(toiminnot)

hwechtla-tl: Stx2any

Kierre.png

Mikä on WikiWiki?
nettipäiväkirja
koko wiki (etsi)
viime muutokset


This page discusses the piece of software called stx2any. I haven't been adding hordes of new features to it, but I (and other people) continue to use it, so I'm maintaining it regularly. To see what has changed, look at the changelog (http://sange.fi/~atehwa/Stx/debian/changelog).

What is it?

stx2any is a conversion utility from structured text (Stx) into HTML, man, LaTeX and DocBook XML formats. It comes with an emacs mode (extension to the text editor emacs, for authoring documents in Stx).

What is structured text?

Structured text (Stx) is a kind of plaintext with unambiguous markup for formatting constructs. It is designed to adhere to the tradition and readability of plaintext, with _emphasis_ marked by underscores, paragraph breaks by empty lines, and so on.

Stx is meant to be as good an authoring format as possible. It combines the benefits of structured markup (mid-level semantic markup such as DocBook or HTML) with the ease and readability of plaintext.

Here is an example of structured text:

What, when, *why*?  This is
the important question.  You
should ponder it thoroughly.

Otherwise, the consequences
will be... dire.

When converted to HTML, it will look like (depending on the stylesheet):


What, when, why? This is the important question. You should ponder it thoroughly.

Otherwise, the consequences will be... dire.


For a longer and more complicated example, see http://sange.fi/~atehwa/Stx/examples/Stx-doc.html .

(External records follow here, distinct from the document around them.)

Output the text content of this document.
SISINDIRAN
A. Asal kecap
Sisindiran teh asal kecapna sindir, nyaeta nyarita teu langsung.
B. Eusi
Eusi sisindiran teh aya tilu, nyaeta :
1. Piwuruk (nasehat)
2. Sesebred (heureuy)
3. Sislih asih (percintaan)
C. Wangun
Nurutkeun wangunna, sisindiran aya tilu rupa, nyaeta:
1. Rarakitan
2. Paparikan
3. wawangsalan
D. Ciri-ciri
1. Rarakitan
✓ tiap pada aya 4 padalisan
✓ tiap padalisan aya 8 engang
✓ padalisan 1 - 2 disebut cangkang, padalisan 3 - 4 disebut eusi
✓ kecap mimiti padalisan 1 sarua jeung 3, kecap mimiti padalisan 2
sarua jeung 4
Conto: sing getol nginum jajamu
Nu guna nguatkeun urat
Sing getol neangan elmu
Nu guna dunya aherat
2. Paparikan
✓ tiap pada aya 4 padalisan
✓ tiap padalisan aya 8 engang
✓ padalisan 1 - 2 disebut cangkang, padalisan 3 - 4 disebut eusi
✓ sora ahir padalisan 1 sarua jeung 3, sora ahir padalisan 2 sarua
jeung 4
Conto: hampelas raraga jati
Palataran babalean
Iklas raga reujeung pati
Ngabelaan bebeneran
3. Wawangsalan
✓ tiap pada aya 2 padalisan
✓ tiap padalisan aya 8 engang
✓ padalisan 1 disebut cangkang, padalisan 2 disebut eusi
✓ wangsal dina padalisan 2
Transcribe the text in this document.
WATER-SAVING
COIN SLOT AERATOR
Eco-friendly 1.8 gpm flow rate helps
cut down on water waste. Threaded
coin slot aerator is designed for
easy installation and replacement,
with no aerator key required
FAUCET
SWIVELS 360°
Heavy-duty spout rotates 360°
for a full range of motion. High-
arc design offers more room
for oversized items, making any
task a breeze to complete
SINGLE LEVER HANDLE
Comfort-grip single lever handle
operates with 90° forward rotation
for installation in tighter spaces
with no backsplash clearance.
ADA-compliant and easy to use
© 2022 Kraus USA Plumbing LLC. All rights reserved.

What kind of structured text formats are there?

Currently, there are several similar projects as this one to come up with an optimal format for authoring. The ones I know include (in order of my preference):

See below ("How do the different structured texts compare?") for a discussion of differences between these and Stx.

Who should use structured text (and why?)

Stx is meant to be a general-purpose documentation and authoring format. This means that it is aimed as a format for writing documents (and that's quite a broad area of application). The benefits of writing your miscellaneous documents in Stx include:

There is a provocative essay about word processing vs. text processing at http://ricardo.ecn.wfu.edu/~cottrell/wp.html .

What are the design goals?

The design goals of Stx include:

  1. simple, intuitive, traditional syntax
  2. unrendered, it should look aesthetical and concise
  3. the markup should be pretty powerful, i.e. you should be able to use Stx to make relatively complex documents.
  4. it should not get in your way: it should allow for expansion with your own markup, as well as writing inline destination format (eg. HTML) markup in the document

The design goals of stx2any include:

  1. clean, small and moderately efficient
  2. to produce clean, simple output that is preferably typical of the output format
  3. to preserve the original document's formatting as it comes to whitespace
  4. to provide means for extension by, for instance, add-on macro packages and new output formats.

Where is this stuff documented?

http://sange.fi/~atehwa/Stx/README.html contains pointers to the documentation.

Stx is documented in:

stx2any is documented in:

The internals of stx2any are documented in:

Where can I download the software?

That's http://sange.fi/~atehwa/Stx.tar.gz .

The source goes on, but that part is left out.